Bob had clocked up a career in the police force spanning more than 20 years, working as a junior schools police liaison officer in Romford and Limehouse.
He even received a medal for long service from the force but the moment the uniform was off the only thing that really mattered was fossiling.
He said: “On my days off I would go on field trips and look for fossils, minerals and anything I could find.
“There is a real buzz when you find a fossil that has never been discovered before.”
Bob didn’t see a reason why it should end just because of his accident.
He said: “I always wanted to spend more time on my fossiling. I never wanted to do it in this manner but without the fossiling I would have had a massive hole in my life.”

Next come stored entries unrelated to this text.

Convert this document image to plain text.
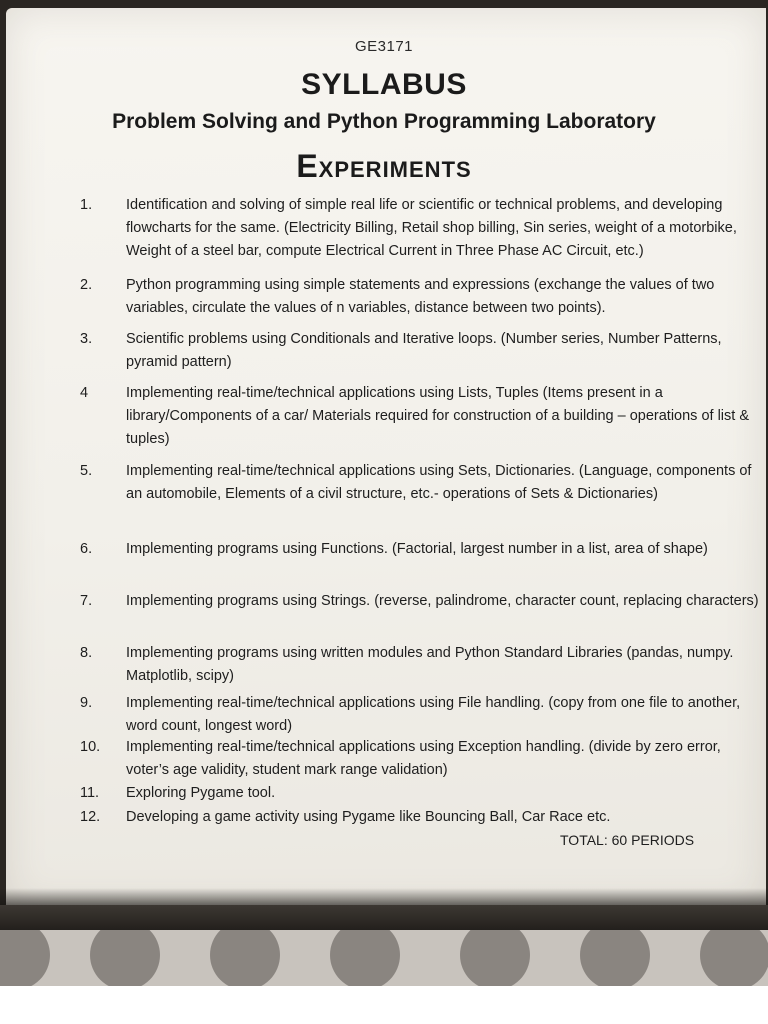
GE3171
SYLLABUS
Problem Solving and Python Programming Laboratory
Experiments
1.	Identification and solving of simple real life or scientific or technical problems, and developing flowcharts for the same. (Electricity Billing, Retail shop billing, Sin series, weight of a motorbike, Weight of a steel bar, compute Electrical Current in Three Phase AC Circuit, etc.)
2.	Python programming using simple statements and expressions (exchange the values of two variables, circulate the values of n variables, distance between two points).
3.	Scientific problems using Conditionals and Iterative loops. (Number series, Number Patterns, pyramid pattern)
4	Implementing real-time/technical applications using Lists, Tuples (Items present in a library/Components of a car/ Materials required for construction of a building – operations of list & tuples)
5.	Implementing real-time/technical applications using Sets, Dictionaries. (Language, components of an automobile, Elements of a civil structure, etc.- operations of Sets & Dictionaries)
6.	Implementing programs using Functions. (Factorial, largest number in a list, area of shape)
7.	Implementing programs using Strings. (reverse, palindrome, character count, replacing characters)
8.	Implementing programs using written modules and Python Standard Libraries (pandas, numpy. Matplotlib, scipy)
9.	Implementing real-time/technical applications using File handling. (copy from one file to another, word count, longest word)
10.	Implementing real-time/technical applications using Exception handling. (divide by zero error, voter’s age validity, student mark range validation)
11.	Exploring Pygame tool.
12.	Developing a game activity using Pygame like Bouncing Ball, Car Race etc.
TOTAL: 60 PERIODS
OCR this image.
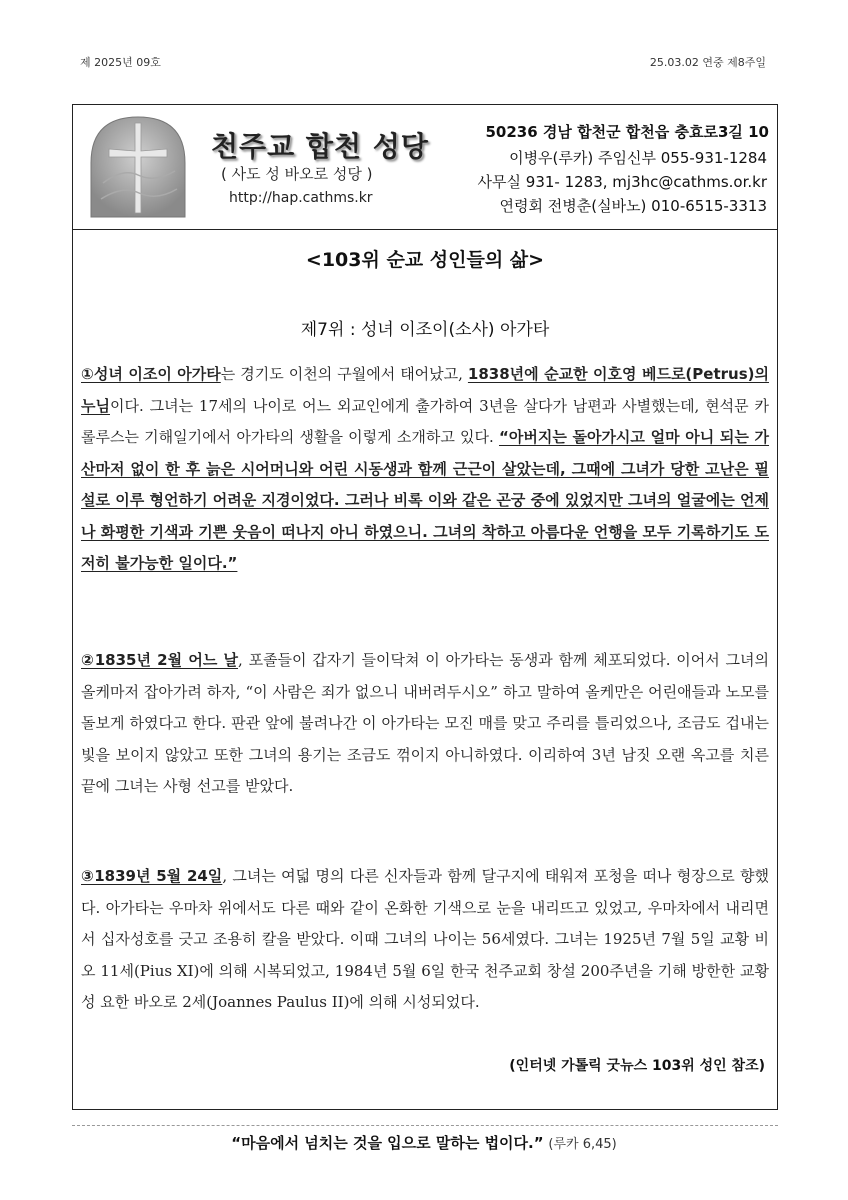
제 2025년 09호	25.03.02 연중 제8주일
천주교 합천 성당
( 사도 성 바오로 성당 )
http://hap.cathms.kr
50236 경남 합천군 합천읍 충효로3길 10
이병우(루카) 주임신부 055-931-1284
사무실 931- 1283, mj3hc@cathms.or.kr
연령회 전병춘(실바노) 010-6515-3313
<103위 순교 성인들의 삶>
제7위 : 성녀 이조이(소사) 아가타
①성녀 이조이 아가타는 경기도 이천의 구월에서 태어났고, 1838년에 순교한 이호영 베드로(Petrus)의 누님이다. 그녀는 17세의 나이로 어느 외교인에게 출가하여 3년을 살다가 남편과 사별했는데, 현석문 카롤루스는 기해일기에서 아가타의 생활을 이렇게 소개하고 있다. “아버지는 돌아가시고 얼마 아니 되는 가산마저 없이 한 후 늙은 시어머니와 어린 시동생과 함께 근근이 살았는데, 그때에 그녀가 당한 고난은 필설로 이루 형언하기 어려운 지경이었다. 그러나 비록 이와 같은 곤궁 중에 있었지만 그녀의 얼굴에는 언제나 화평한 기색과 기쁜 웃음이 떠나지 아니 하였으니. 그녀의 착하고 아름다운 언행을 모두 기록하기도 도저히 불가능한 일이다.”
②1835년 2월 어느 날, 포졸들이 갑자기 들이닥쳐 이 아가타는 동생과 함께 체포되었다. 이어서 그녀의 올케마저 잡아가려 하자, “이 사람은 죄가 없으니 내버려두시오” 하고 말하여 올케만은 어린애들과 노모를 돌보게 하였다고 한다. 판관 앞에 불려나간 이 아가타는 모진 매를 맞고 주리를 틀리었으나, 조금도 겁내는 빛을 보이지 않았고 또한 그녀의 용기는 조금도 꺾이지 아니하였다. 이리하여 3년 남짓 오랜 옥고를 치른 끝에 그녀는 사형 선고를 받았다.
③1839년 5월 24일, 그녀는 여덟 명의 다른 신자들과 함께 달구지에 태워져 포청을 떠나 형장으로 향했다. 아가타는 우마차 위에서도 다른 때와 같이 온화한 기색으로 눈을 내리뜨고 있었고, 우마차에서 내리면서 십자성호를 긋고 조용히 칼을 받았다. 이때 그녀의 나이는 56세였다. 그녀는 1925년 7월 5일 교황 비오 11세(Pius XI)에 의해 시복되었고, 1984년 5월 6일 한국 천주교회 창설 200주년을 기해 방한한 교황 성 요한 바오로 2세(Joannes Paulus II)에 의해 시성되었다.
(인터넷 가톨릭 굿뉴스 103위 성인 참조)
“마음에서 넘치는 것을 입으로 말하는 법이다.” (루카 6,45)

Now 14 years after the accident, Bob still hasn’t given up his hobby.
He spends most of his time reading books and researching various fossils and minerals.
He is also a member of the Essex Rock and Mineral Society, which has played even more of a role in his life since the accident.
He said: “It has given me something to do. I always look forward to the monthly meetings, it is one of the few times that I go out.”
He added: “For me it is my fossiling that keeps me going and I would say that I would not be here if it wasn’t for that.
“If I didn’t have my fossiling I would have something else, but I just try to get on with things. If I sit down and think about the accident, I will just be depressed. I have to think about something else.”